Gillian Savage comment The meaningful debate is about WHICH 'artists' should
be paid, and HOW MUCH should they get.
The keyword in that sentence is 'worthless' -- what I consider worthless,
you may consider valuable. My impression is that market forces indicate that
most people do, indeed, consider most artistic production to be worthless.
Chris Hayden replies: Let every heart say amen
>That's why the producers need to huddle together in sheltered workshops and
>proclaim each others value.
Chris Hayden inquires; bUT if they/we do that how do we then proclaim it to
the world, or do we forgo that goal?
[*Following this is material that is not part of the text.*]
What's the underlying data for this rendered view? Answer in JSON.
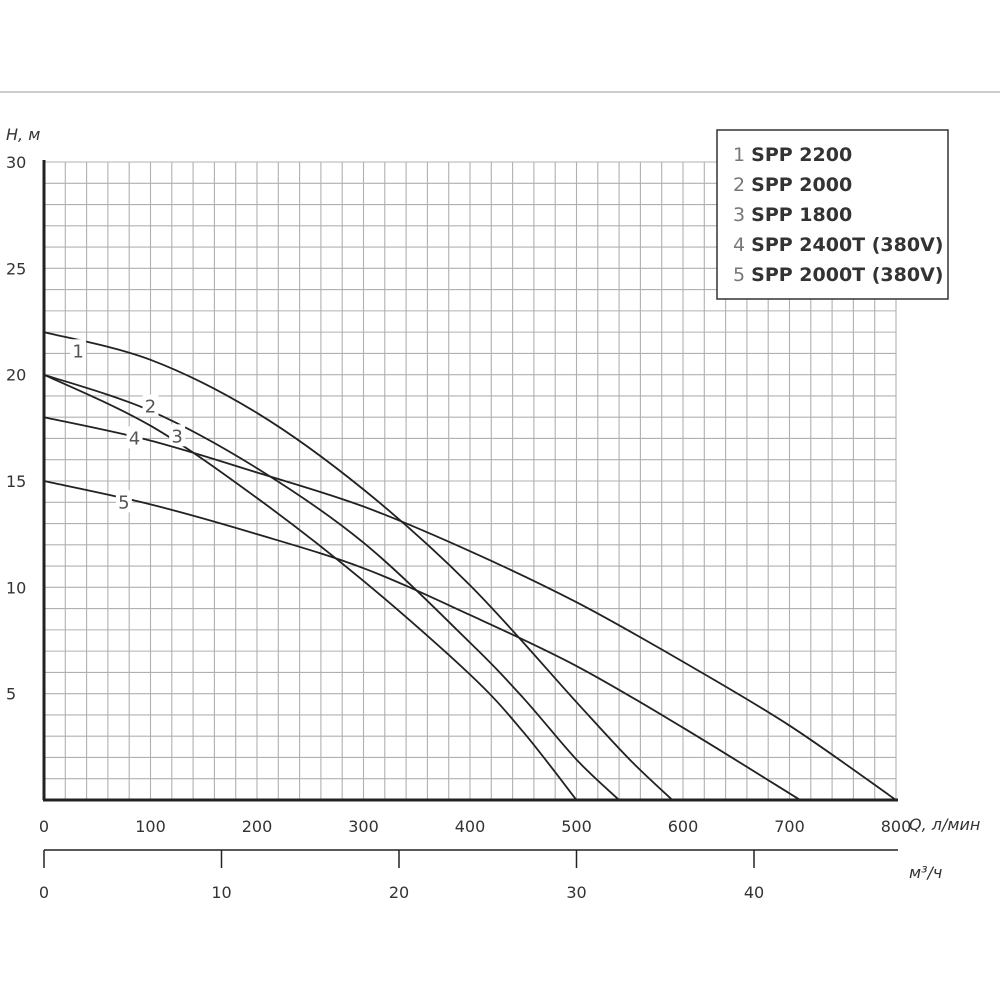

These thoughts come after attending a
reading in the Millstone Art Gallery here last night--fine food, fine music,
fine poetry, fine art--same faithful few--literallly the same familiar faces
I see when I attend a reading anywhere in this town wherever it's held.
Are we like the Monks of the Dark Ages, huddling in our monastaries,
preserving the art of poetry until some time when it will emerge once more?
Rapsters seem to know what their audience wants and what they are prepared
to pay for. My experience of 'artists' of various persuasions is that they
are much more inward focussed - they serve the inner muse.
Chris Hayden muses: I think of the bebop artists at Minton's in the early
40's and the Beats in their early days. Outcasts. Isolated. Broke. I think
of Cecil Taylor whose stuff was so far out he couldn't get any jobs, who
held concerts for himself in his loft. Maybe such poverty and isolation is
the fate of those who are blazing new trails for the language, coming up
with new forms, being experimental. Maybe anybody creating art with the
capital A ought to find some other means to support himself--as many do.
Why do I write? To bring life.
Chris Hayden adds: To others as well as ourselves, and leaves off with
yours, the following:
Creative production touches the mysterious.